By Lance Schultz, Food Safety Consultant
The cold chain is the uninterrupted path along which temperature-sensitive products travel from the manufacturer to the consumer and plays a major role in the food industry’s supply chain. But, a successful cold chain requires monitoring and validating all of the cold chain’s components. Here are a few guidelines to help ensure your company’s cold chain is effective and efficient.
There are severe implications for chilled food products when temperatures rise above acceptable limits for that product. Microbial growth could occur and with it the risk of food poisoning to consumers. Chemical changes can also occur, drastically reducing the quality of the product.

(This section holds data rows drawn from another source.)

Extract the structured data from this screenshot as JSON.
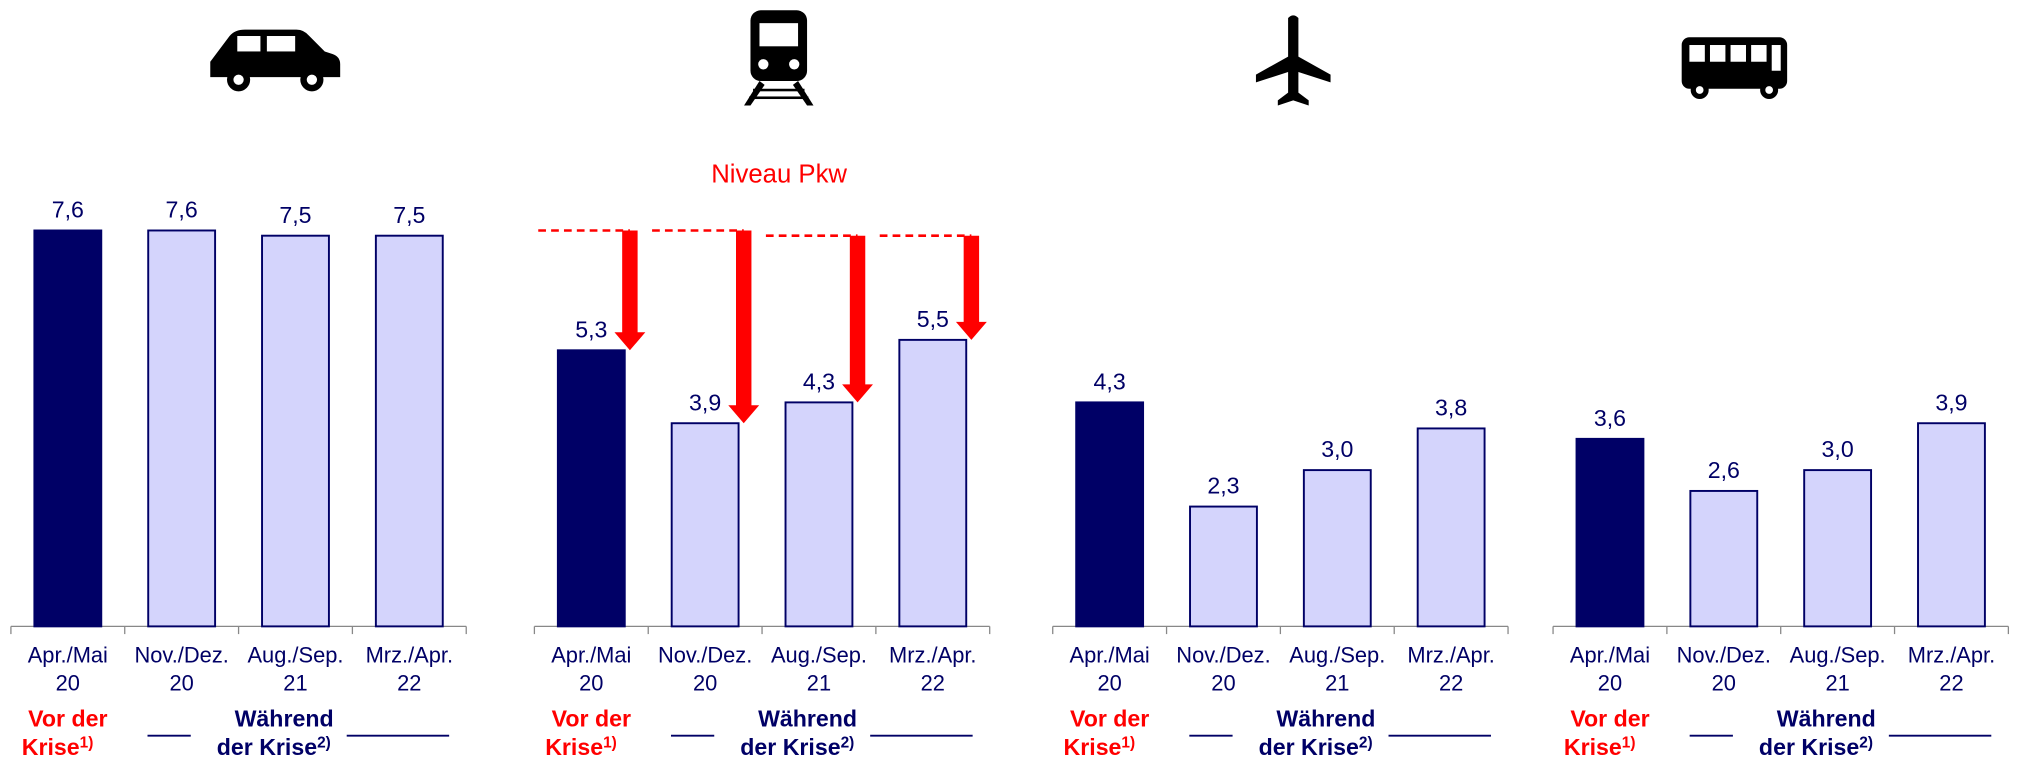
{
  "chart_data": [
    {
      "type": "bar",
      "categories": [
        "Apr./Mai 20",
        "Nov./Dez. 20",
        "Aug./Sep. 21",
        "Mrz./Apr. 22"
      ],
      "values": [
        7.6,
        7.6,
        7.5,
        7.5
      ],
      "value_labels": [
        "7,6",
        "7,6",
        "7,5",
        "7,5"
      ],
      "colors": [
        "#000066",
        "#d4d4fc",
        "#d4d4fc",
        "#d4d4fc"
      ],
      "ylim": [
        0,
        8
      ]
    },
    {
      "type": "bar",
      "categories": [
        "Apr./Mai 20",
        "Nov./Dez. 20",
        "Aug./Sep. 21",
        "Mrz./Apr. 22"
      ],
      "values": [
        5.3,
        3.9,
        4.3,
        5.5
      ],
      "value_labels": [
        "5,3",
        "3,9",
        "4,3",
        "5,5"
      ],
      "colors": [
        "#000066",
        "#d4d4fc",
        "#d4d4fc",
        "#d4d4fc"
      ],
      "ylim": [
        0,
        8
      ],
      "annotation": "Niveau Pkw",
      "reference_color": "#ff0000"
    },
    {
      "type": "bar",
      "categories": [
        "Apr./Mai 20",
        "Nov./Dez. 20",
        "Aug./Sep. 21",
        "Mrz./Apr. 22"
      ],
      "values": [
        4.3,
        2.3,
        3.0,
        3.8
      ],
      "value_labels": [
        "4,3",
        "2,3",
        "3,0",
        "3,8"
      ],
      "colors": [
        "#000066",
        "#d4d4fc",
        "#d4d4fc",
        "#d4d4fc"
      ],
      "ylim": [
        0,
        8
      ]
    },
    {
      "type": "bar",
      "categories": [
        "Apr./Mai 20",
        "Nov./Dez. 20",
        "Aug./Sep. 21",
        "Mrz./Apr. 22"
      ],
      "values": [
        3.6,
        2.6,
        3.0,
        3.9
      ],
      "value_labels": [
        "3,6",
        "2,6",
        "3,0",
        "3,9"
      ],
      "colors": [
        "#000066",
        "#d4d4fc",
        "#d4d4fc",
        "#d4d4fc"
      ],
      "ylim": [
        0,
        8
      ]
    }
  ],
  "groups": [
    {
      "line1": "Vor der",
      "line2": "Krise",
      "note": "1)",
      "color": "#ff0000"
    },
    {
      "line1": "Während",
      "line2": "der Krise",
      "note": "2)",
      "color": "#000066"
    }
  ]
}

When cold chains are effectively implemented, they provide a constant temperature for product susceptible to microbial growth or changes to chemical structure due to changes in temperature. The most difficult process to control in the cold chain is product shipment. Shipment involves temperature-controlled trailers carrying product to be offloaded at another manufacturing plant, retail facility, or restaurant.

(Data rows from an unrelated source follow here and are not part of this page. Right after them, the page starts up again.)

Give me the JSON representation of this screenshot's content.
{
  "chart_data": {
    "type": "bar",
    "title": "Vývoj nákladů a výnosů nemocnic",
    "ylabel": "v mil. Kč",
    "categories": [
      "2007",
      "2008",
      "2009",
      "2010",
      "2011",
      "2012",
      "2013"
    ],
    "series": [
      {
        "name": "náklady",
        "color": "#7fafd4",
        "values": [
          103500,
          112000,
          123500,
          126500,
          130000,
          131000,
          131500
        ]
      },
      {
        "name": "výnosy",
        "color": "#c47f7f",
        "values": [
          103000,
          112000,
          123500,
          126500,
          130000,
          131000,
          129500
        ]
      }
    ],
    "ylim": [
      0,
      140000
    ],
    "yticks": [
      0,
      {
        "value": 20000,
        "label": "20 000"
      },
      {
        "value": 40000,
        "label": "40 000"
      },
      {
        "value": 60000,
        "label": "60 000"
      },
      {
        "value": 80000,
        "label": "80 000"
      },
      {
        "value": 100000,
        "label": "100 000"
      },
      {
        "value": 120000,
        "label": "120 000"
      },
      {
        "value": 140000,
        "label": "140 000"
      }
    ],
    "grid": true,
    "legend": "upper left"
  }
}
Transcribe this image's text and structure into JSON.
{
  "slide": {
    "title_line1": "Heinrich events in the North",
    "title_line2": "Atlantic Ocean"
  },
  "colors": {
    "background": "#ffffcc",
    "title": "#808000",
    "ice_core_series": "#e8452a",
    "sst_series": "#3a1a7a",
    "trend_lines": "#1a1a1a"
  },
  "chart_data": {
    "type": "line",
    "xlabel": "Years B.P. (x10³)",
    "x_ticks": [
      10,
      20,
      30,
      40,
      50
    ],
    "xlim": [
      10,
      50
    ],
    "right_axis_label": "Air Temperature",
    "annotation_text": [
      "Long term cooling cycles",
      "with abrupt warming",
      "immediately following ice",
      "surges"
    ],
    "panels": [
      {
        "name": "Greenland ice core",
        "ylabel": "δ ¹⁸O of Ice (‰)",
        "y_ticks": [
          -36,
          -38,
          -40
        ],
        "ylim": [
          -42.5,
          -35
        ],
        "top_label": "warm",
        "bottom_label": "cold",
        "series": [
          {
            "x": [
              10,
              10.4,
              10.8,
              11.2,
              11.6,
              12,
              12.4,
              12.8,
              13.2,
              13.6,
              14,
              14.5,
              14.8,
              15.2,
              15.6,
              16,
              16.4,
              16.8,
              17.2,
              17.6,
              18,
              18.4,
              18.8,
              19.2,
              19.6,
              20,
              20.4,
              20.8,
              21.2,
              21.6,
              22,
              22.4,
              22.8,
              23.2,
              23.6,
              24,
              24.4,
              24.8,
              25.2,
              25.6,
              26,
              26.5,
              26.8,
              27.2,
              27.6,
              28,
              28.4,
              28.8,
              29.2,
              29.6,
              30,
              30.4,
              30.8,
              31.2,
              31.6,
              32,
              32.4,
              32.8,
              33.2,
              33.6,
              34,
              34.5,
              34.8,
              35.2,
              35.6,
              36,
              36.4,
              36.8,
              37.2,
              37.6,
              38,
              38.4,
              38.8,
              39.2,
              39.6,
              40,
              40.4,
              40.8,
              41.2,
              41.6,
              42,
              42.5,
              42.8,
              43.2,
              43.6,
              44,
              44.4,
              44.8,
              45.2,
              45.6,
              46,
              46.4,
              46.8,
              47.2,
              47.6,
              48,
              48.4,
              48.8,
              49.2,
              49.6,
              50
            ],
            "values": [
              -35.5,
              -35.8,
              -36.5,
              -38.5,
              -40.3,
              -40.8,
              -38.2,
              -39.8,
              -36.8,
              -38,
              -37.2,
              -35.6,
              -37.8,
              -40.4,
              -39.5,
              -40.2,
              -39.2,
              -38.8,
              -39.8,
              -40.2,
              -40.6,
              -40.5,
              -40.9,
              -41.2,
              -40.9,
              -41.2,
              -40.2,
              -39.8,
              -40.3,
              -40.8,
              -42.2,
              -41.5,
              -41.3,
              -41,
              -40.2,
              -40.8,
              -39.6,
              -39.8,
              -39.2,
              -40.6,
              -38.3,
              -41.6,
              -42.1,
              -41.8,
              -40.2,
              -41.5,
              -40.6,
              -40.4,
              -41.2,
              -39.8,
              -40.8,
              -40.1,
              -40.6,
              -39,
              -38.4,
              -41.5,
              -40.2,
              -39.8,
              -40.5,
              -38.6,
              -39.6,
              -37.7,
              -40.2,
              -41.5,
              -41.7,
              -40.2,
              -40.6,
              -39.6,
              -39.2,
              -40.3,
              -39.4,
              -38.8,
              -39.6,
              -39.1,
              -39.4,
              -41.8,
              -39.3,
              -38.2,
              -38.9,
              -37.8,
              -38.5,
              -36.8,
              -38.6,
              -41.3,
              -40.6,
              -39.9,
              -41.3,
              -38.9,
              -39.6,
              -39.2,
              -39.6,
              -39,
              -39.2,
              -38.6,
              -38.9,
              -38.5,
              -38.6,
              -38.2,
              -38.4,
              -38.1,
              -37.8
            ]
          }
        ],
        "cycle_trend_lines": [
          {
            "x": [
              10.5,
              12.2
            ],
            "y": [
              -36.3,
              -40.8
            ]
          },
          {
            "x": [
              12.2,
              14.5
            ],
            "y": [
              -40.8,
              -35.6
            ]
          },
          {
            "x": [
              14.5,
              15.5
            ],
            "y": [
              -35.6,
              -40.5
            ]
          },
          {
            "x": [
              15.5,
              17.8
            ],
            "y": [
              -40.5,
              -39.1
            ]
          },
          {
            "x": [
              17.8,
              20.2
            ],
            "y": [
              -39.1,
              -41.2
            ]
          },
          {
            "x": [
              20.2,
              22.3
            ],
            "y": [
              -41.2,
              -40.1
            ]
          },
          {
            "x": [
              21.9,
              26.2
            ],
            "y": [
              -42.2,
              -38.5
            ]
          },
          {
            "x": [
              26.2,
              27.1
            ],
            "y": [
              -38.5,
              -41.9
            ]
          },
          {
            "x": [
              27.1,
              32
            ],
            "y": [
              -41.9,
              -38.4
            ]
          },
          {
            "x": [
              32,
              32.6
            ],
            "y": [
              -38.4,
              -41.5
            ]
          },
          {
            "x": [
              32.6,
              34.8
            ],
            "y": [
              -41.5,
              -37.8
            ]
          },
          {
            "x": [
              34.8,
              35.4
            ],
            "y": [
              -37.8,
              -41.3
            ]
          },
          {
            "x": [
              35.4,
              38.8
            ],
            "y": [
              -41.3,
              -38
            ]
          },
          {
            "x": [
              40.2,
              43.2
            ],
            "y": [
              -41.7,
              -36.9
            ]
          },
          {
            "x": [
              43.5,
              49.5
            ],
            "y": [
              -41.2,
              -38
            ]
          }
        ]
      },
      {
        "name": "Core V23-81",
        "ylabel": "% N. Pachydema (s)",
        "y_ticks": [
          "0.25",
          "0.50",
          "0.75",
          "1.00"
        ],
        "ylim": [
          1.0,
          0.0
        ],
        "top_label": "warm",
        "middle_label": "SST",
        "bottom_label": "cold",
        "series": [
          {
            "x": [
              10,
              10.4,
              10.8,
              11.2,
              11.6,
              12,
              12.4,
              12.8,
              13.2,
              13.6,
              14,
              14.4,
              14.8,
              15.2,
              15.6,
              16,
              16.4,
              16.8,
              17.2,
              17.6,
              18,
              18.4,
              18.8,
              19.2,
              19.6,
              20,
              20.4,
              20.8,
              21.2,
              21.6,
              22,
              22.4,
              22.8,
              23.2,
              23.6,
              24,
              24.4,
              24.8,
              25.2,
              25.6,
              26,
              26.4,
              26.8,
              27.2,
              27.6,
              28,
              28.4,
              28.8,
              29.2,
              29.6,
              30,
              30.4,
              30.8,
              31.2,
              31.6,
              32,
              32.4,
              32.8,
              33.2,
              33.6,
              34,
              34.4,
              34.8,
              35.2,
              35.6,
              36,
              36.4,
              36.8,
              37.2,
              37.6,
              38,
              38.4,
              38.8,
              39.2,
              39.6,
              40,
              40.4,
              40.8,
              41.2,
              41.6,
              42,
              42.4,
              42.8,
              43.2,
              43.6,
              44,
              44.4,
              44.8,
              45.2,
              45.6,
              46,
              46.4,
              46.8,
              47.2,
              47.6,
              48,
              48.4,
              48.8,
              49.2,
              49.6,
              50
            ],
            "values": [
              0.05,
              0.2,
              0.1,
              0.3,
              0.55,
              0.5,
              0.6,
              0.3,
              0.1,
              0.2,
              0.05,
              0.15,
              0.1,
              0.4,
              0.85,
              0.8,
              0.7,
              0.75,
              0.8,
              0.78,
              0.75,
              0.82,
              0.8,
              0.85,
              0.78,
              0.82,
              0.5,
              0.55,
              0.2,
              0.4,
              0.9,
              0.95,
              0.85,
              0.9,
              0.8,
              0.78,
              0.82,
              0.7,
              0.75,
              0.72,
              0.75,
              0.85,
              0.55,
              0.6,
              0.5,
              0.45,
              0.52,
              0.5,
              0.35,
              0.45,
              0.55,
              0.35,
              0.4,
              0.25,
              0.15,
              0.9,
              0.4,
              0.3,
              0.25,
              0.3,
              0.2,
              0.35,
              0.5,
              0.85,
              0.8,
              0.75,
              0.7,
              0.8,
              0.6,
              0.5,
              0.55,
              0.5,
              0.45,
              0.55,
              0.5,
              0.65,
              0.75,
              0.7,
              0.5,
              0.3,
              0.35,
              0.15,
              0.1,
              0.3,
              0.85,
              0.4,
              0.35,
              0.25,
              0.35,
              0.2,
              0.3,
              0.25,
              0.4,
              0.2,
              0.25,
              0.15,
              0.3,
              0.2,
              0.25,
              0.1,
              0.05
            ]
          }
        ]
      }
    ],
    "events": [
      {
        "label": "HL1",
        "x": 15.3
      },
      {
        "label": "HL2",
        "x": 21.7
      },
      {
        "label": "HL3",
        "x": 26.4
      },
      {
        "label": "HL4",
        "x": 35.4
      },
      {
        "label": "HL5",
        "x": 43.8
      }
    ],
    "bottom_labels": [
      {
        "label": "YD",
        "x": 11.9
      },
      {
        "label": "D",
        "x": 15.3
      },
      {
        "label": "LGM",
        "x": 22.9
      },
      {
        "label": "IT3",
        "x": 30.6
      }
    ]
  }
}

To ensure that your cold chain is running efficiently, monitoring is critical. Data loggers and smart sensors are used to monitor storage units and conveyances — or the products themselves. Temperature monitoring tools include wireless sensor networks (WSNs), which utilize sensor nodes that are configured for application based on product-specific temperature and storage parameters. Radio frequency identification (RFID) is a fully-automated monitoring device that uses wireless microchip technology to track food safety and quality issues.